Readers, we had a hunch you treasure your cast-iron pans as much as we do. We were right. Here, in your own words (slightly edited for space), are your stories.
Do I have a cast-iron pan! I was told my parents bought this Wagner Ware Dutch oven shortly after their marriage in January 1934.
I've been using it for a good number of years to feed my family of three girls and two boys, seven grandchildren and five great-grandchildren.
One of my daughters is waiting in the wings for her turn at ownership of this family treasure. It'll be a while yet.
Pat Harding, Willow Springs
The cast-iron pan that I have was my grandfather's. He was born March 13, 1886, and died Oct. 3, 1990.
When my two brothers and I were children, he used to cook up everything in one pan. Bacon and eggs and toast. Chili, chicken, everything.
Now I cook everything in it (especially fried chicken). ... It brings back the good old days.
Barbara Ross, Chicago
The cast-iron pan came to Illinois when our mother and father left Louisiana. We grew up with delicious fried chicken, cornbread, sauteed ingredients for gumbo. The pan did it all. We always hurried home hoping the pan was working its miracles.
In July, I'll be married 59 years and still keep the pan working its miracles.
Marion L. Frazier, Calumet City
In 1979 I moved to Chicago, had my first real job out of college and was setting up my first real apartment on my own. I had nothing for the kitchen. So I went to the Woolworths on North Broadway, in what was then known as New Town, to buy some kitchen and dining needs.

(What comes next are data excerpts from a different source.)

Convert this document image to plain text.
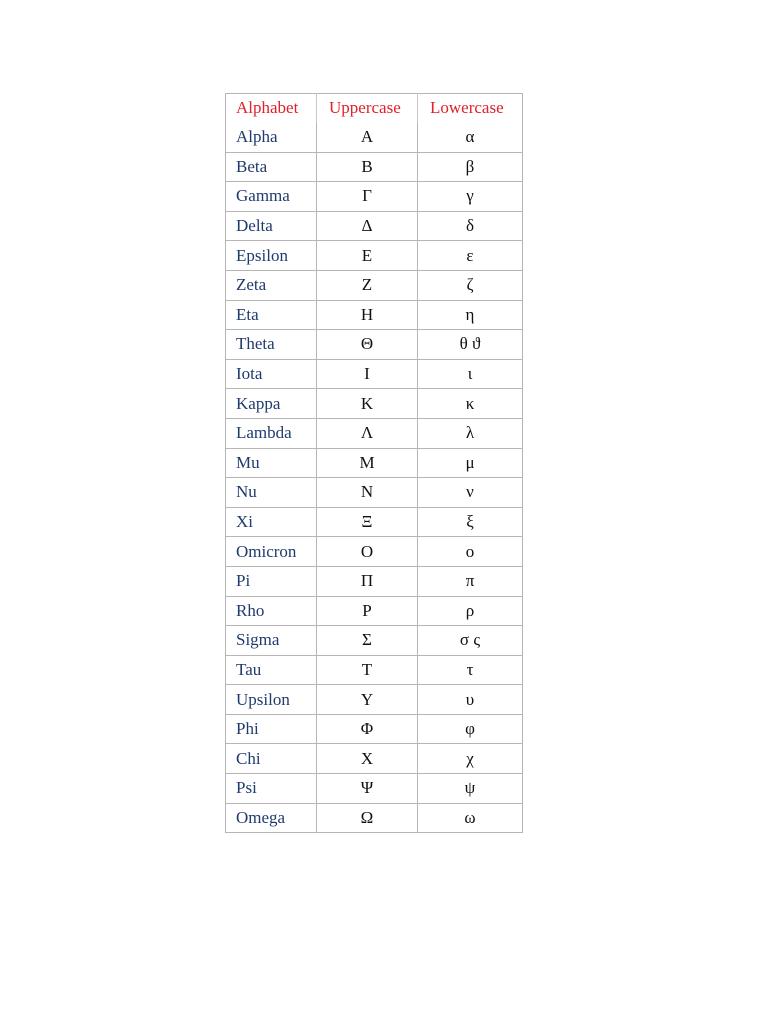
Alphabet	Uppercase	Lowercase
Alpha	Α	α
Beta	Β	β
Gamma	Γ	γ
Delta	Δ	δ
Epsilon	Ε	ε
Zeta	Ζ	ζ
Eta	Η	η
Theta	Θ	θ ϑ
Iota	Ι	ι
Kappa	Κ	κ
Lambda	Λ	λ
Mu	Μ	μ
Nu	Ν	ν
Xi	Ξ	ξ
Omicron	Ο	ο
Pi	Π	π
Rho	Ρ	ρ
Sigma	Σ	σ ς
Tau	Τ	τ
Upsilon	Υ	υ
Phi	Φ	φ
Chi	Χ	χ
Psi	Ψ	ψ
Omega	Ω	ω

On display were brand-new cast-iron skillets. Some were priced at $4.99 and some had no price at all, but one was priced at $2.99. So that is the one I selected and purchased. I have had it ever since.
Terry J. Baublis, Chicago
My cast-iron Dutch oven is at least 100 years old . . . I mainly cook my mixed greens and my various beans in it. I love it because it was handled by a minimum of four generations and it is a part of my history.
Shirley E. Griffin, Chicago
My 13-inch, deep-walled, cast-iron skillet was bought at a garage sale about 33 years ago in Blue Island. I was just out of the Marine Corps, going to night school, newly married, and we had no money. So we used to go camping just to be able to go away somewhere. The $3 skillet looked like a good, durable cooking item that could be a very versatile cooking tool.
It later morphed into a pan I would take along for the "just guys" fishing trips, and I learned the hard way what you should not cook in it . . . like eggs, for instance.
After an attempt at a large egg casserole, the pan spent a night in the wavy surf of Lake Michigamme, Mich., as a start to the next morning's scouring. But lo and behold, I reeled it in just before dawn, and not a speck was left on the pan. It was washed up and put back in duty.
It was just after that that I learned about seasoning the pan. Rust is not a good thing for cast iron. I figured out the oiling process around 1980 or so.
From that point forward, no water -- or very little -- would ever touch that pan again. And since I loved to fish and had a family that loved to eat fish, especially fresh perch, the skillet reinvented itself as the Perch Pan.
Incredible what butter, butter, garlic, olive oil, salt, butter and corn flakes -- did I mention butter? -- can produce in a cast iron skillet.